Interest-disclosing Mechanisms for Advertising are Privacy-Exposing (not Preserving)

Today, targeted online advertising relies on unique identifiers assigned to users through third-party cookies--a practice at odds with user privacy. While the web and advertising communities have proposed interest-disclosing mechanisms, including Google's Topics API, as solutions, an independent analysis of these proposals in realistic scenarios has yet to be performed. In this paper, we attempt to validate the privacy (i.e., preventing unique identification) and utility (i.e., enabling ad targeting) claims of Google's Topics proposal in the context of realistic user behavior. Through new statistical models of the distribution of user behaviors and resulting targeting topics, we analyze the capabilities of malicious advertisers observing users over time and colluding with other third parties.
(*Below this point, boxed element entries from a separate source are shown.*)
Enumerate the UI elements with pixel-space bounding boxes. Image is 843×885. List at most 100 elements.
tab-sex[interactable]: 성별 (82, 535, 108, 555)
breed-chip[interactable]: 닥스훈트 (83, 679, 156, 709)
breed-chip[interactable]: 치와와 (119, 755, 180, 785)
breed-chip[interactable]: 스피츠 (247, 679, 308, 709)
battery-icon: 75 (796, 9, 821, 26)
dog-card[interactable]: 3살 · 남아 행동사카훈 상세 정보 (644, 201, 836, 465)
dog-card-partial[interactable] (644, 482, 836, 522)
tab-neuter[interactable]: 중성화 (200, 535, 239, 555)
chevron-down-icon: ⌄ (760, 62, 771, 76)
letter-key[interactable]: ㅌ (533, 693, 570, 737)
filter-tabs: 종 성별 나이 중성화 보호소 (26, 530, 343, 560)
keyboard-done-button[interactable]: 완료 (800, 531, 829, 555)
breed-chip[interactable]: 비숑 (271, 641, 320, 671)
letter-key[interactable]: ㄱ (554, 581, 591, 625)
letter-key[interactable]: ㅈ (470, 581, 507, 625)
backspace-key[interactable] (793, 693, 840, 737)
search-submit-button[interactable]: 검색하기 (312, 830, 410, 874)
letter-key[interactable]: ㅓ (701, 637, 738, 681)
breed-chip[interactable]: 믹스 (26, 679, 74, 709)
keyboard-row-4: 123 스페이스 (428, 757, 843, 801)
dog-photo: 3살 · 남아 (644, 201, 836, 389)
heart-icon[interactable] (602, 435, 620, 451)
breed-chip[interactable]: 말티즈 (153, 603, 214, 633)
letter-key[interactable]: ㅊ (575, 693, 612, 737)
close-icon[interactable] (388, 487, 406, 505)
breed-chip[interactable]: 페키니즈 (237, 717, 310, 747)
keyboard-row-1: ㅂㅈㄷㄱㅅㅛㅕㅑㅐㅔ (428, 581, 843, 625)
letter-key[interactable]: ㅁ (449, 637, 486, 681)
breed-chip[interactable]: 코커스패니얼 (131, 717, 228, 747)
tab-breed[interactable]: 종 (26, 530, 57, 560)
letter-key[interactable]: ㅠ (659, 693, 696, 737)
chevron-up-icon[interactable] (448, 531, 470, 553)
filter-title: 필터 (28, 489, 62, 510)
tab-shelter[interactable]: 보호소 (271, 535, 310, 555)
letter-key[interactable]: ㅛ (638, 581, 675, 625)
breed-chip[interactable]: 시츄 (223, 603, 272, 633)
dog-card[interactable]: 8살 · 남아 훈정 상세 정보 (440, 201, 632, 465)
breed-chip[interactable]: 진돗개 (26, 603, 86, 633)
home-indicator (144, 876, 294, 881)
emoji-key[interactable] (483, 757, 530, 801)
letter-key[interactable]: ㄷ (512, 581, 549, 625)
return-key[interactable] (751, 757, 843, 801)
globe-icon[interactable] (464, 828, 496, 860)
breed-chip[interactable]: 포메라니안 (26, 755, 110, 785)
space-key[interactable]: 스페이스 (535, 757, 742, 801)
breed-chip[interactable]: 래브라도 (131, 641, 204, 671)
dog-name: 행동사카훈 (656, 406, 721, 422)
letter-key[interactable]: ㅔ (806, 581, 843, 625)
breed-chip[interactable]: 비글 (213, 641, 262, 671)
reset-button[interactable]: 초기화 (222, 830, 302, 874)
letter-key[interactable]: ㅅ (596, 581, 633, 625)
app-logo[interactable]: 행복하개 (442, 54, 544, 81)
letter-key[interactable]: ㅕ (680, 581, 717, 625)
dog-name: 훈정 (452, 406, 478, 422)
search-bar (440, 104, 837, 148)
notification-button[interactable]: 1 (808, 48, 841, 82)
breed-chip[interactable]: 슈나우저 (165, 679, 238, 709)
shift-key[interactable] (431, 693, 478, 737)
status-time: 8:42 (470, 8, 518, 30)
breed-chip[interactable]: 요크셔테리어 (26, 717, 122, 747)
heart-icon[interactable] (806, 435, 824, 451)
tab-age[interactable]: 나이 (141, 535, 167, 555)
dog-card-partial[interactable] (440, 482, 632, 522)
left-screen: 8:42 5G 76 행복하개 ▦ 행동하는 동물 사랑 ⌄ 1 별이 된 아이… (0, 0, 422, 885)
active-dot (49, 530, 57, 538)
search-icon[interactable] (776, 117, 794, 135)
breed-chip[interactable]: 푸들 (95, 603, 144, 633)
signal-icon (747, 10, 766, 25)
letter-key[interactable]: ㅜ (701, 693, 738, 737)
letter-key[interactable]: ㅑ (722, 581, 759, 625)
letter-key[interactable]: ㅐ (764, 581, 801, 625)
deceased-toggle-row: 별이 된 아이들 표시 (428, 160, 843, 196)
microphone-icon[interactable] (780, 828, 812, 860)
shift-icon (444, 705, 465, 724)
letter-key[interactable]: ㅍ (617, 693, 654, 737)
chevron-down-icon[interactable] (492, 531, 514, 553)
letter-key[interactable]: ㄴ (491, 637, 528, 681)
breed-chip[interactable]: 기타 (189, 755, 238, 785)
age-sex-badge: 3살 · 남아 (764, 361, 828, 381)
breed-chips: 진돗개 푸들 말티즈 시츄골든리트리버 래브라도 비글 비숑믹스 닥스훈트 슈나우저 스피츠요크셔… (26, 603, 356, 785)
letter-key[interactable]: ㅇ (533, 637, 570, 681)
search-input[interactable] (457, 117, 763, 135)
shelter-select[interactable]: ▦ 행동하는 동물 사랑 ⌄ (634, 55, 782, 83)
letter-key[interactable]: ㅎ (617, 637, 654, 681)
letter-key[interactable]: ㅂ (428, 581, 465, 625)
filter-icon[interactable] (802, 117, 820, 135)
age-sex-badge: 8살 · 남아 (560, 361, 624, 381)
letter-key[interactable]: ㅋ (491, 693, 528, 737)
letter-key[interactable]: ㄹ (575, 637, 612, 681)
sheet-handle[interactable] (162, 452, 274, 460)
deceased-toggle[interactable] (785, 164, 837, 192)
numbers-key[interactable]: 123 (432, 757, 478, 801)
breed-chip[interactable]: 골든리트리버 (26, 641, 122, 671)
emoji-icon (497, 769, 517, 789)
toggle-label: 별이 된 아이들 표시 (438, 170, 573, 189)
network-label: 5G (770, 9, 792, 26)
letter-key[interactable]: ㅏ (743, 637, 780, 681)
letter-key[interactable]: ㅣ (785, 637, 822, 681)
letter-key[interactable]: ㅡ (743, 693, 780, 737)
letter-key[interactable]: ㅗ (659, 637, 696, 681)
Our analysis shows that even in the best case, individual users' identification across sites is possible, as 0.4% of the 250k users we simulate are re-identified. These guarantees weaken further over time and when advertisers collude: 57% of users are uniquely re-identified after 15 weeks of browsing, increasing to 75% after 30 weeks. While measuring that the Topics API provides moderate utility, we also find that advertisers and publishers can abuse the Topics API to potentially assign unique identifiers to users, defeating the desired privacy guarantees. As a result, the inherent diversity of users' interests on the web is directly at odds with the privacy objectives of interest-disclosing mechanisms; we discuss how any replacement of third-party cookies may have to seek other avenues to achieve privacy for the web.

翻译：如今，定向在线广告依赖于通过第三方Cookie分配给用户的唯一标识符——这一做法与用户隐私相悖。尽管网络与广告界已提出包括谷歌Topics API在内的兴趣披露机制作为解决方案，但尚未有研究在真实场景下对这些方案进行独立分析。本文尝试在真实用户行为的背景下，验证谷歌Topics提案的隐私性（即防止唯一标识）与实用性（即实现广告定向）声明。通过构建用户行为分布及由此产生的定向主题的新统计模型，我们分析了恶意广告商随时间推移观察用户并与其他第三方共谋的能力。分析表明，即使在最佳情况下，跨站点识别单个用户仍存在可能：在模拟的25万用户中，有0.4%被重新识别。当广告商共谋时，这些保障随时间进一步削弱：经过15周浏览行为，57%的用户被唯一重识别；30周后，该比例上升至75%。在测算Topics API具有适度实用性的同时，我们还发现广告商与发布商可滥用该API为用户分配唯一标识符，从而破坏预期的隐私保障。因此，网络用户兴趣的内在多样性直接与兴趣披露机制的隐私目标相悖；我们讨论了任何替代第三方Cookie的方案都可能需要寻求其他途径来实现网络隐私保护。